Think of the flow in layers: Network → HTTP → JSON — with a defined error at each stage that's easy to handle through the error type union. If you want to ignore an error, that's up to you — but at least you'll do it explicitly and mindfully.

But why?

The key innovation is making every potential failure mode explicit in the type system while maintaining composability through ResultAsync chaining.

Taking things further with neverthrow

Result and ResultAsync have all kinds of utilities.
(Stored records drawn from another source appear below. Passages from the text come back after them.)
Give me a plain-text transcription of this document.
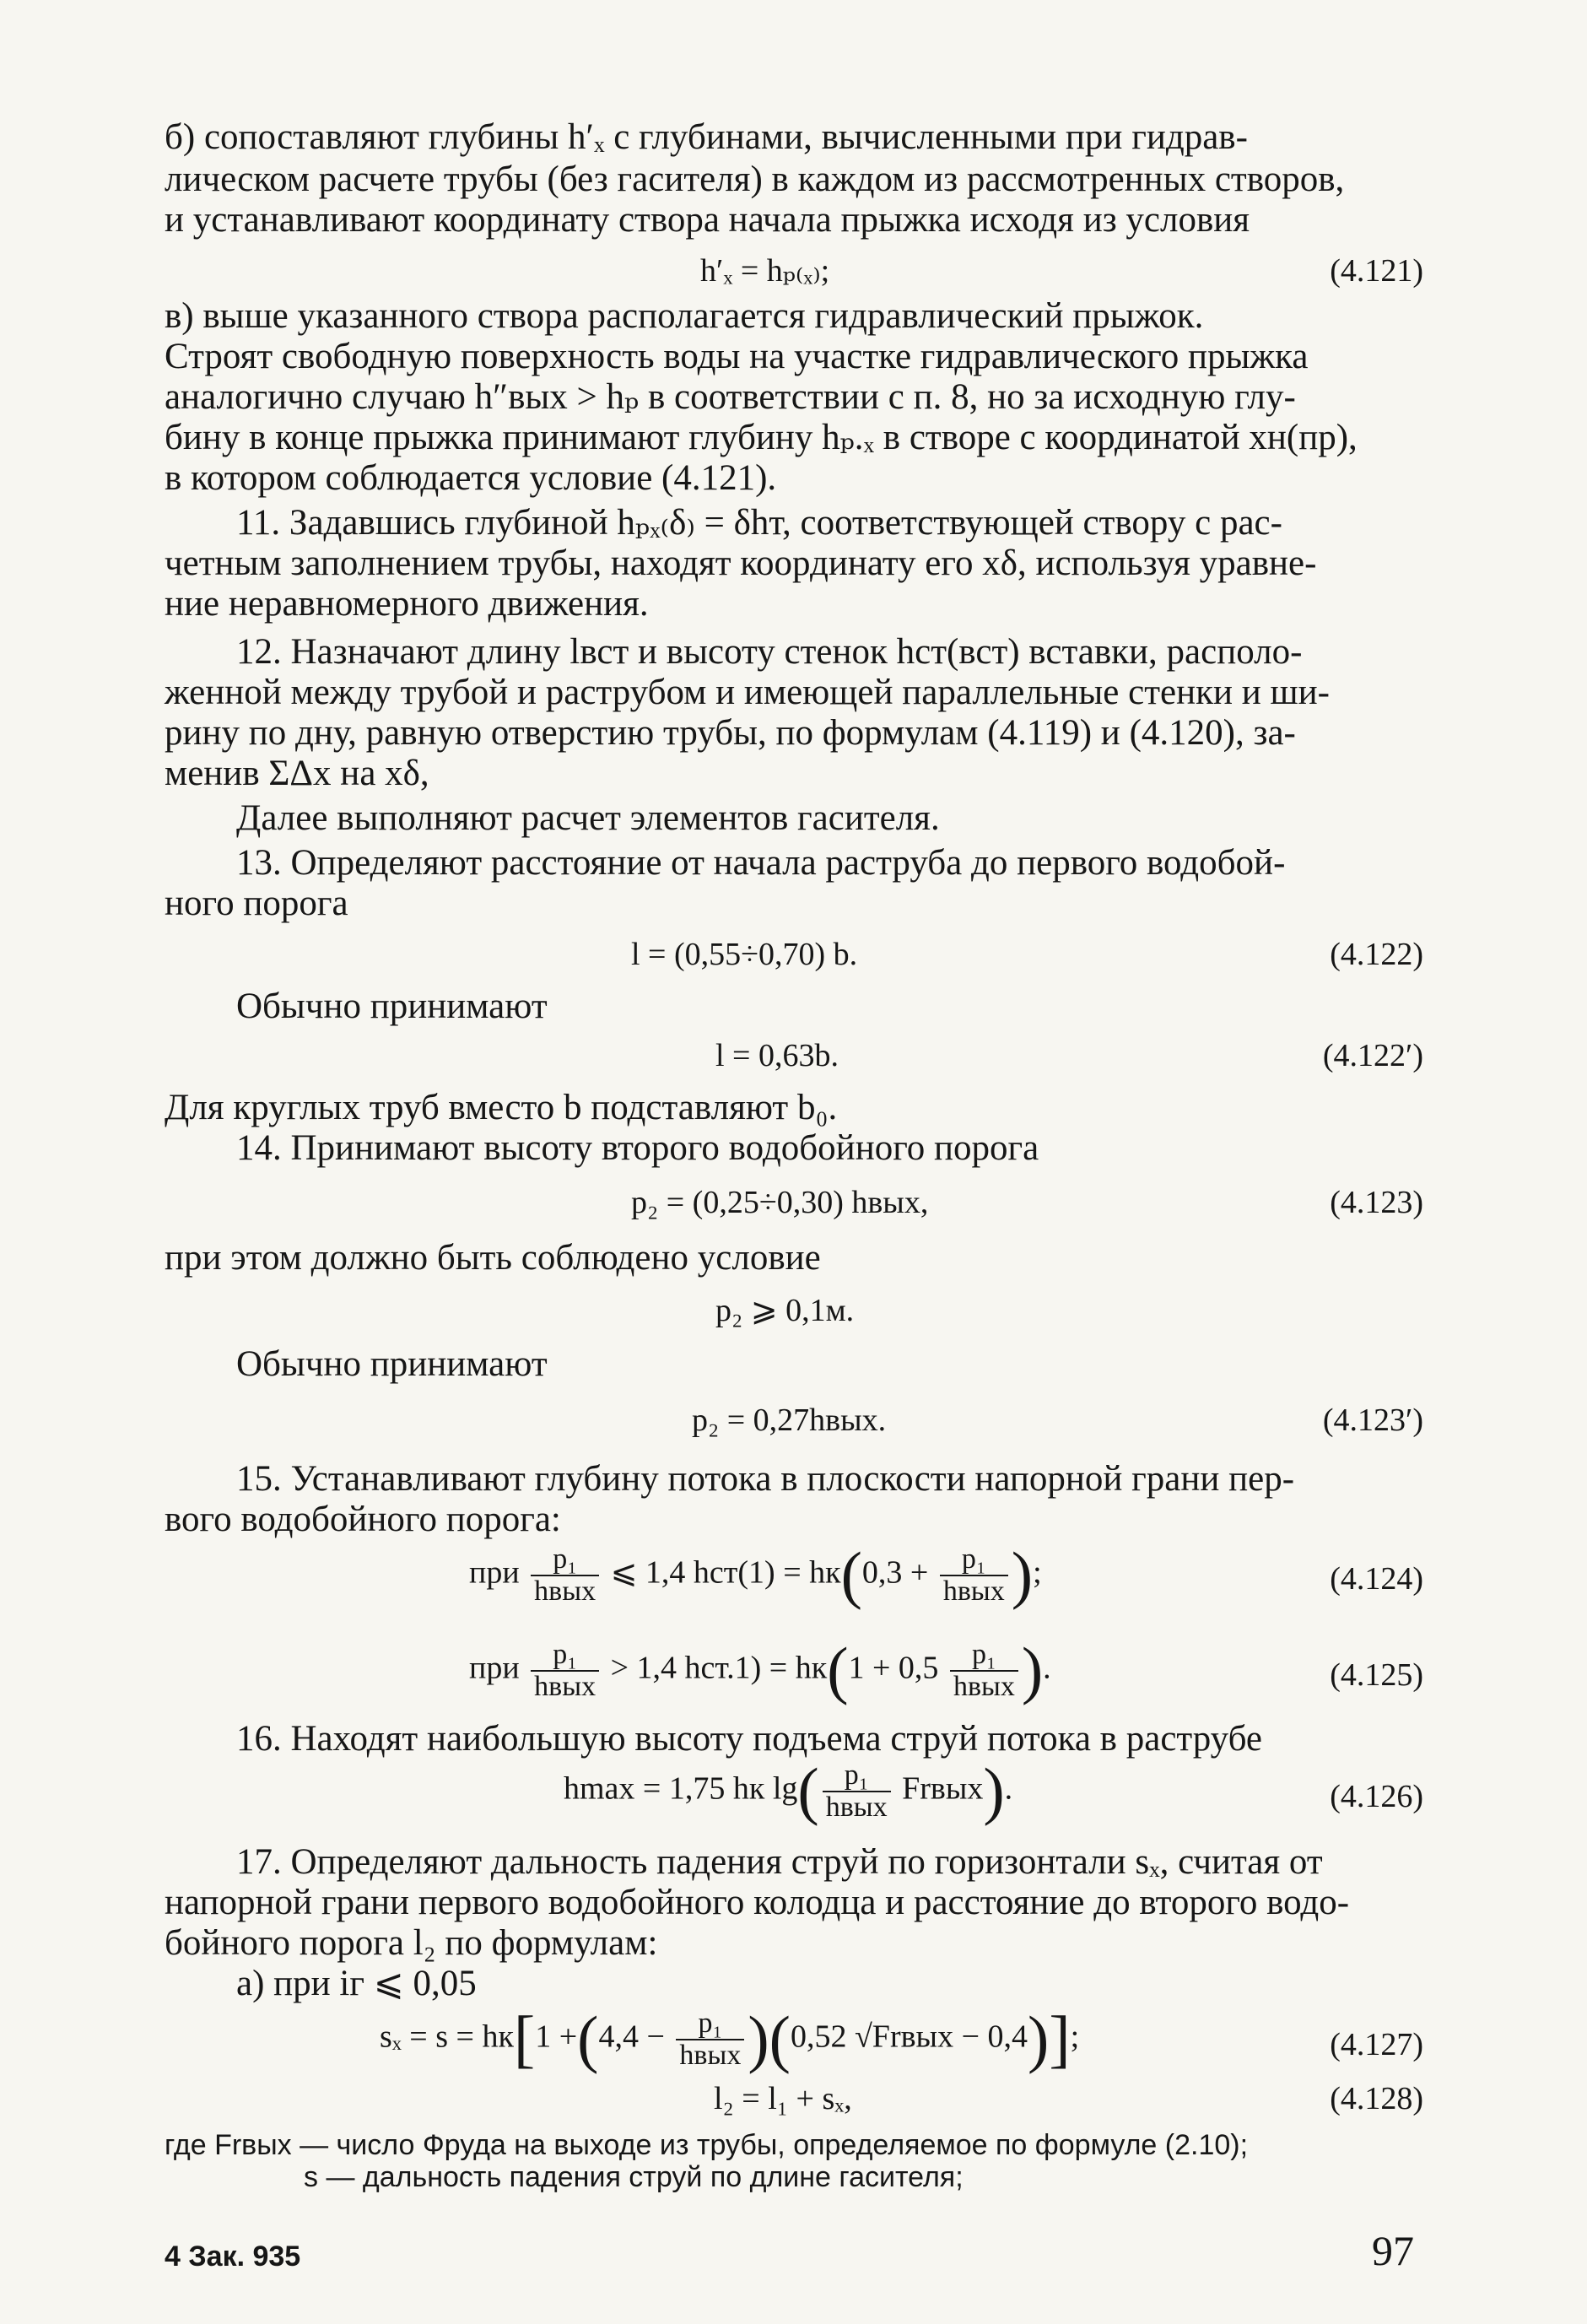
б) сопоставляют глубины h′ₓ с глубинами, вычисленными при гидрав-

лическом расчете трубы (без гасителя) в каждом из рассмотренных створов,

и устанавливают координату створа начала прыжка исходя из условия

h′ₓ = hₚ₍ₓ₎;	(4.121)

в) выше указанного створа располагается гидравлический прыжок.

Строят свободную поверхность воды на участке гидравлического прыжка

аналогично случаю h″вых > hₚ в соответствии с п. 8, но за исходную глу-

бину в конце прыжка принимают глубину hₚ.ₓ в створе с координатой xн(пр),

в котором соблюдается условие (4.121).

11. Задавшись глубиной hₚₓ₍δ₎ = δhт, соответствующей створу с рас-

четным заполнением трубы, находят координату его xδ, используя уравне-

ние неравномерного движения.

12. Назначают длину lвст и высоту стенок hст(вст) вставки, располо-

женной между трубой и раструбом и имеющей параллельные стенки и ши-

рину по дну, равную отверстию трубы, по формулам (4.119) и (4.120), за-

менив ΣΔx на xδ,

Далее выполняют расчет элементов гасителя.

13. Определяют расстояние от начала раструба до первого водобой-

ного порога

l = (0,55÷0,70) b.	(4.122)

Обычно принимают

l = 0,63b.	(4.122′)

Для круглых труб вместо b подставляют b₀.

14. Принимают высоту второго водобойного порога

p₂ = (0,25÷0,30) hвых,	(4.123)

при этом должно быть соблюдено условие

p₂ ⩾ 0,1м.

Обычно принимают

p₂ = 0,27hвых.	(4.123′)

15. Устанавливают глубину потока в плоскости напорной грани пер-

вого водобойного порога:

при $\frac{\text{p₁}}{\text{hвых}}$ ⩽ 1,4 $hст(1) = hк(0,3 + \frac{\text{p₁}}{\text{hвых}}$ );	(4.124)

при $\frac{\text{p₁}}{\text{hвых}} > 1,4$ $hст.1) = hк(1 + 0,5 \frac{\text{p₁}}{\text{hвых}}$ ).	(4.125)

16. Находят наибольшую высоту подъема струй потока в раструбе

hmax = 1,75 hк $\lg( \frac{\text{p₁}}{\text{hвых}}$ Frвых).	(4.126)

17. Определяют дальность падения струй по горизонтали sₓ, считая от

напорной грани первого водобойного колодца и расстояние до второго водо-

бойного порога l₂ по формулам:

а) при iг ⩽ 0,05

$s_x = s = hк[1 +(4,4 - \frac{\text{p₁}}{\text{hвых}} )(0,52$ √Frвых − 0,4)];	(4.127)

l₂ = l₁ + sₓ,	(4.128)

где Frвых — число Фруда на выходе из трубы, определяемое по формуле (2.10);

s — дальность падения струй по длине гасителя;

4 Зак. 935	97
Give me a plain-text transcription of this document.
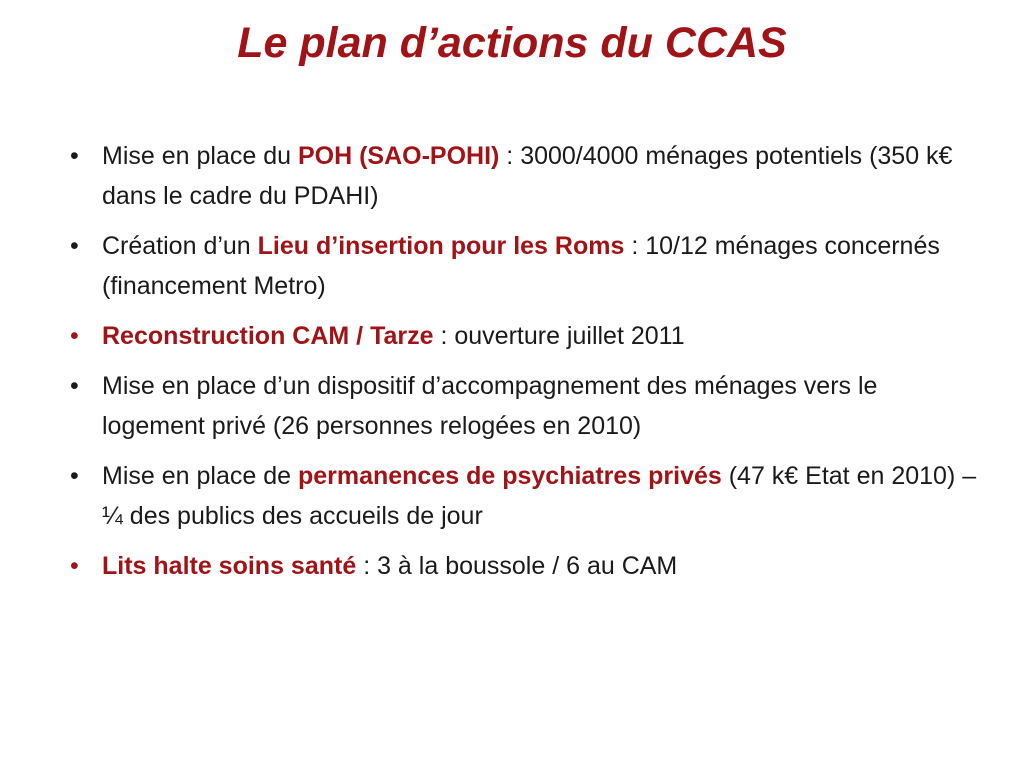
Le plan d’actions du CCAS
• Mise en place du POH (SAO-POHI) : 3000/4000 ménages potentiels (350 k€ dans le cadre du PDAHI)
• Création d’un Lieu d’insertion pour les Roms : 10/12 ménages concernés (financement Metro)
• Reconstruction CAM / Tarze : ouverture juillet 2011
• Mise en place d’un dispositif d’accompagnement des ménages vers le logement privé (26 personnes relogées en 2010)
• Mise en place de permanences de psychiatres privés (47 k€ Etat en 2010) – ¼ des publics des accueils de jour
• Lits halte soins santé : 3 à la boussole / 6 au CAM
.map: like .andThen when you don't need to think about errors

const result = (id: string) =>  
  safeFetch(`/users/${id}`)
    .andThen(safeZodParse(userSchema))
    .map((user) => user.id)  // No need to wrap result in `ok`

.orTee and .andTee: For side effects or success and error tracks respectively

const result = (id: string) =>  
  safeFetch(`/users/${id}`)
    .andThen(safeZodParse(userSchema))
    .orTee(logError)
    .andTee(queueEmailNotification)

Here result remains Result<User, E>. We just used andTee to queue a task. If queuing might throw an error, we'd probably use andThen instead to aggregate a QueueError and handle it gracefully.

And now for the final boss... What if you could write blissful happy-path code without all the isErr checking?

const result = await safeTry(async function* () {
  // Inside `safeTry`, as we `yield`, it automatically unwraps the happy path
  const json = yield* safeFetch("/whoami");
  // ... and we don't need to test for errors
  const zodify = safeZodParse(z.object({ id: z.string() }));
  const user = yield* zodify(json);
  // `safeTry` not only deals with unwrapping results but returns a `Result` of its own
  // we can either rewrap user in an ok or return something else
  return ok({ user, foo: "bar" });
});
if (result.isErr()) {
  result.error
  // ^ FetchError | ZodError
} else {
  result.value
  // ^ {user: User, foo: string}
}

I consider safeTry a magical yet ergonomic alternative to andThen/map/match etc. It lets us push error checking to the side for more focused code with regular const/let assignments — amazing when you think about it!